Victor fit un pas en avant, mais rien de plus. Il était arrivé ivre de violence devant le petit ermitage, mais maintenant qu’il se trouvait devant le prêtre, sa fougue vengeresse était un peu tombée. Cet homme avait une certaine aura dont il ne pouvait se défendre, comme s’il était intouchable.
– Vos crises vous tourmentent-elles encore, mon fils ? répondit froidement Thierry.
– Elles me tourmentent, vous pouvez le dire. Et l’homme qui en est responsable était sous votre protection depuis deux ans.
La rage flamba de nouveau dans la poitrine de Victor.
– Vous m’avez accusé de mentir, et tout ce temps vous côtoyiez ce sorcier !
Il prit Thierry au collet, mais celui-ci aussitôt se dégagea, en lui saisissant le bras avec une rapidité et une vigueur insoupçonnées. L’homme de Dieu était bien plus fort qu’il ne le paraissait.
– Je ne comprends rien à vos affirmations. Vous venez chez moi armé comme pour la guerre, avec vos hommes. Si vous êtes venu pour la violence, je ne pourrais guère vous opposer de défense, mais craignez la colère du Christ.
Le ton de sa voix démentait ses paroles. D’une manière ou d’une autre, Thierry donnait l’impression qu’il opposerait forte partie à ceux qui s’en prendraient à lui. Il avait prononcé « Christ » d’une façon qui avait fait tressaillir Eric et les soldats.
– Daniel de Mourjevoic ! s’exclama Victor. Tout ce temps, il était ici, à Saint-Benoît ! Osez dire que vous ne saviez pas qui il était !
Cette fois, l’ermite parut légèrement déstabilisé.
– de… Mourjevoic ?
– Ne me dites pas que vous aussi vous le preniez pour un laboureur libre. Daniel et Amelina !
Victor vit qu’il avait fait mouche sur le visage du prêtre. Celui-ci énonça d’une voix lente :
– Vous ne les trouverez pas ici.
– Eh bien, je les poursuivrai jusqu’à Compostelle s’il le faut. Daniel est un sorcier, un hérétique, un criminel. Il m’a jeté cette malédiction qui me torture depuis des années. Vous, et ces maudits paysans, vous l’avez protégé.
A ces derniers mots, Thierry manifesta pour la première fois un mouvement de frayeur. « Estelle et Florent ! »
– Qu’avez-vous fait ?
Ses yeux se portèrent au loin. Rêvait-il cette odeur lointaine de fumée ?
– Qu’avez-vous fait ?? répéta-t-il en avançant vers Victor qui ne put s’empêcher d’esquisser un mouvement de recul.

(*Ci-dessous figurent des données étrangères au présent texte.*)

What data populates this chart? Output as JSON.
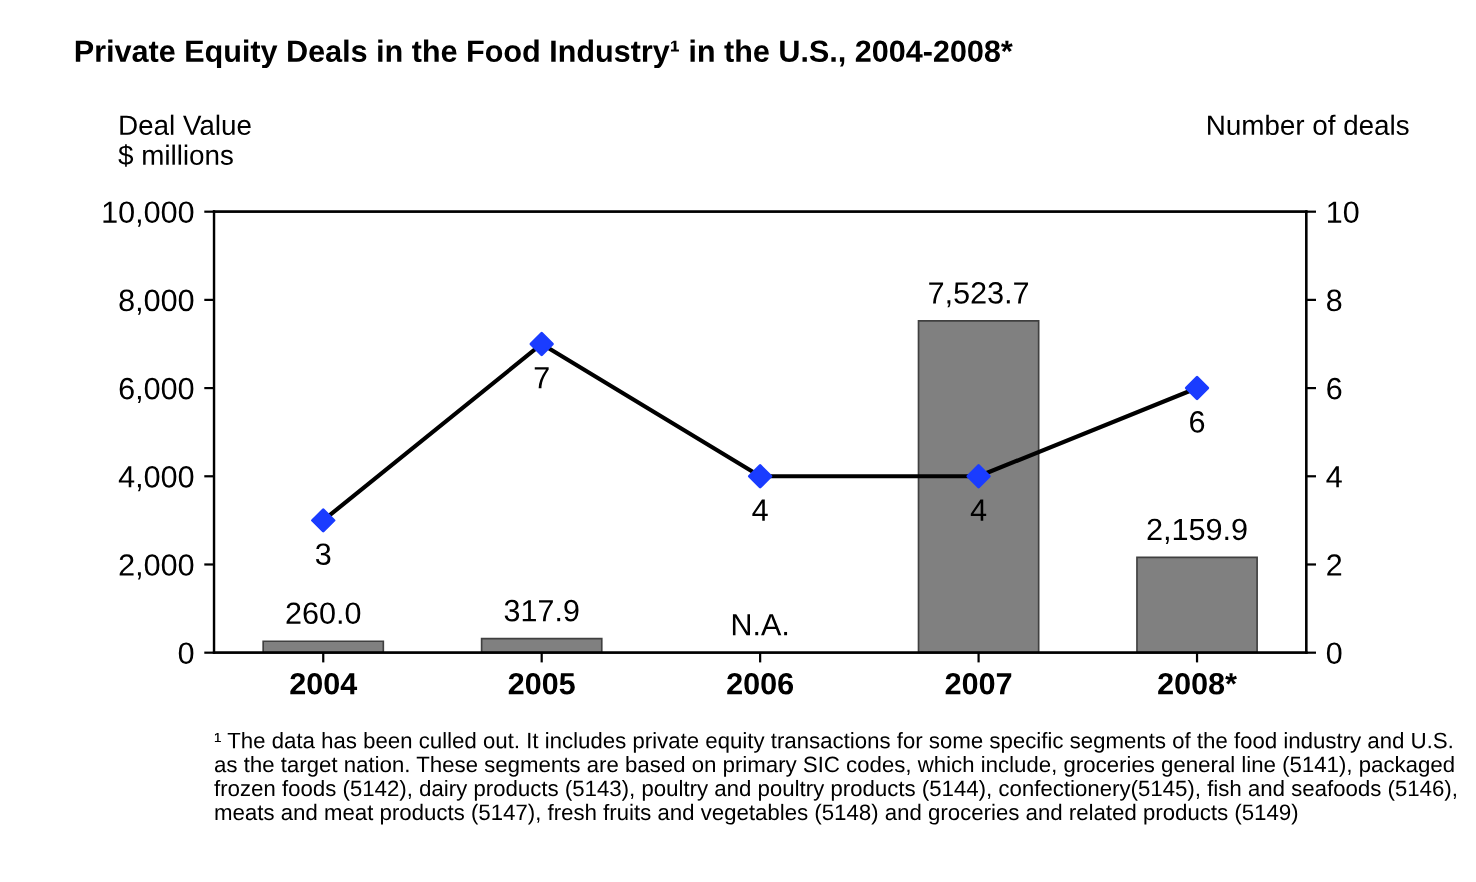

– Justice, marmonna celui-ci, mais il ne put soutenir le regard du prêtre.
Un sentiment inavouable s’était fait jour dans son cœur. C’était la honte. Elle venait remplacer la fureur meurtrière dans son cœur comme l’antidote dilue le poison, et il se sentait faiblir. Ses yeux se dessillaient. Qu’était-il venu faire ?
– Malheureux ! clama l’ermite d’une voix terrible. Si vous êtes venu porter la destruction ici, si vous avez répandu le sang et le feu ! Dans le sang et le feu, vous aussi vous périrez !
Il y eut un frémissement parmi les soldats. Le courage de Victor se dissolvait à mesure que sa folie se dissipait. Il lui semblait qu’une ombre redoutable s’élevait derrière le religieux et joignait une puissance inconnue à sa prédiction.
– Partez ! rugit Thierry.
Eperdu de peur et de vergogne, Victor se détourna et courut presque retrouver son cheval, sans se soucier que ses hommes le suivent. Il n’avait plus qu’une hâte, s’éloigner de Saint-Benoît. Tout au long de sa course, il lui semblait que les flammes qu’il avait lui-même élevées le poursuivaient comme des langues infernales.